Every so often I come across a road-journey-destination where each piece is one in the same. Pikes Peak is one of the best examples I can think of to explain this phenomenon. The road up the mountain is both a journey (an epic one at that) and a destination. Just being on the road means you’ve made it somewhere that few people ever venture. The same goes for the summit, because even though you’ve reached it, your journey has not ended. You still have to travel back down, and it’s like an entirely new road altogether. Each step presents it’s own set of challenges, emotional responses, and views… oh the views.
Riding the Pikes Peak “road to nowhere ” was terrifyingly exhilarating. I had to push myself to keep going when the road got wet, icy and steep. I forced myself to look ahead, even when that meant looking off the side of a cliff down hundreds of feet of freefall to the next level below. At the same time, with every inch traveled, I felt more and more powerful. It was as if the mountain was sharing it’s energy, but only because I was willing to earn it, keep fighting and strive for more. It was one of the most unique experiences I have ever had in my life, and it wouldn’t have been the same if I didn’t do it on a motorcycle.
The mountain is calling and you must go… on your bike. You will never regret it.

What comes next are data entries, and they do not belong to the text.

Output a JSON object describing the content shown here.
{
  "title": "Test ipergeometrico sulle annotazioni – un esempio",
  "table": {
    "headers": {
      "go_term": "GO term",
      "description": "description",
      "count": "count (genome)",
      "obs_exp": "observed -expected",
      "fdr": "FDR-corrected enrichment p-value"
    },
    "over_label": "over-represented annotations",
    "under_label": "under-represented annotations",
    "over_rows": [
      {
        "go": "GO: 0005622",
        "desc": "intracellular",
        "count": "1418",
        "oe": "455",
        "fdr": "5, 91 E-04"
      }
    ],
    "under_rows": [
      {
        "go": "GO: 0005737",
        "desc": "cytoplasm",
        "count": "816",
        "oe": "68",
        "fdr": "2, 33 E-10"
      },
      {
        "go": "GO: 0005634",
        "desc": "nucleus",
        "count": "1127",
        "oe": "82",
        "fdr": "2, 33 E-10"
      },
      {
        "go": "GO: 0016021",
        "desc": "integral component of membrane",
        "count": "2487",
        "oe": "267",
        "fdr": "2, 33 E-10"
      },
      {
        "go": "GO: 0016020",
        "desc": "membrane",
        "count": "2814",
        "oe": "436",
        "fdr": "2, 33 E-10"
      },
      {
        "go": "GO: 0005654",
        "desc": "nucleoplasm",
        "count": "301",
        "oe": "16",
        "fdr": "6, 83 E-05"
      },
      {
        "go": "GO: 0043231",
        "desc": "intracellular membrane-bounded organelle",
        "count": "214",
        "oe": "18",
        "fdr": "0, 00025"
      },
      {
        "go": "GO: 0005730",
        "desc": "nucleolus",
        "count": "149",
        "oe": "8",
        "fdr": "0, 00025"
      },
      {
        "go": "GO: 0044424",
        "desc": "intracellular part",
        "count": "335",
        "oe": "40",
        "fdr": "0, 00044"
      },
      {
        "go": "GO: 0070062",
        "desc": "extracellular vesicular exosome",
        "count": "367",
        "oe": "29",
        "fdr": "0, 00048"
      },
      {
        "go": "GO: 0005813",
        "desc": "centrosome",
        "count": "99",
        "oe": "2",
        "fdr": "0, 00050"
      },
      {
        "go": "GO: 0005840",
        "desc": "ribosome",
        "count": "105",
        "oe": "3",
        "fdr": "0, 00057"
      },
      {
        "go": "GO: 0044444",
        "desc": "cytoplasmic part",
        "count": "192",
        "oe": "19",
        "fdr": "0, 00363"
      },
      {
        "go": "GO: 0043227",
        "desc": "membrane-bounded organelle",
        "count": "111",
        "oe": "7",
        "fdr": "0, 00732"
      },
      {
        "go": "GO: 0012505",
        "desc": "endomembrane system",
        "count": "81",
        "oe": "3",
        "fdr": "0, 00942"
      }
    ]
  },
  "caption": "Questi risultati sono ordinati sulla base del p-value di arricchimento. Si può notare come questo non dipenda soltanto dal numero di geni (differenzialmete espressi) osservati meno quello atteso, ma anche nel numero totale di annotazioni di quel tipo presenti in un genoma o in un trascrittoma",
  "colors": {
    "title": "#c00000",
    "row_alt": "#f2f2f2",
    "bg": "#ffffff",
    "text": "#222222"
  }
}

This blog entry is great but the first paragraph kills!I’ll be quoting those lines somewhere, sometime. It’s the thing about riding you either get or you don’t. It’s hard to get people to “smell the roses” when they’re so wrapped up in the what the GPS is telling them is the “fastest route”. My wife will be the first person to tell you, the best part of being a passenger rather than a rider is you get to see all the cool stuff the rider misses because they’re busy doing that whole not dying thing.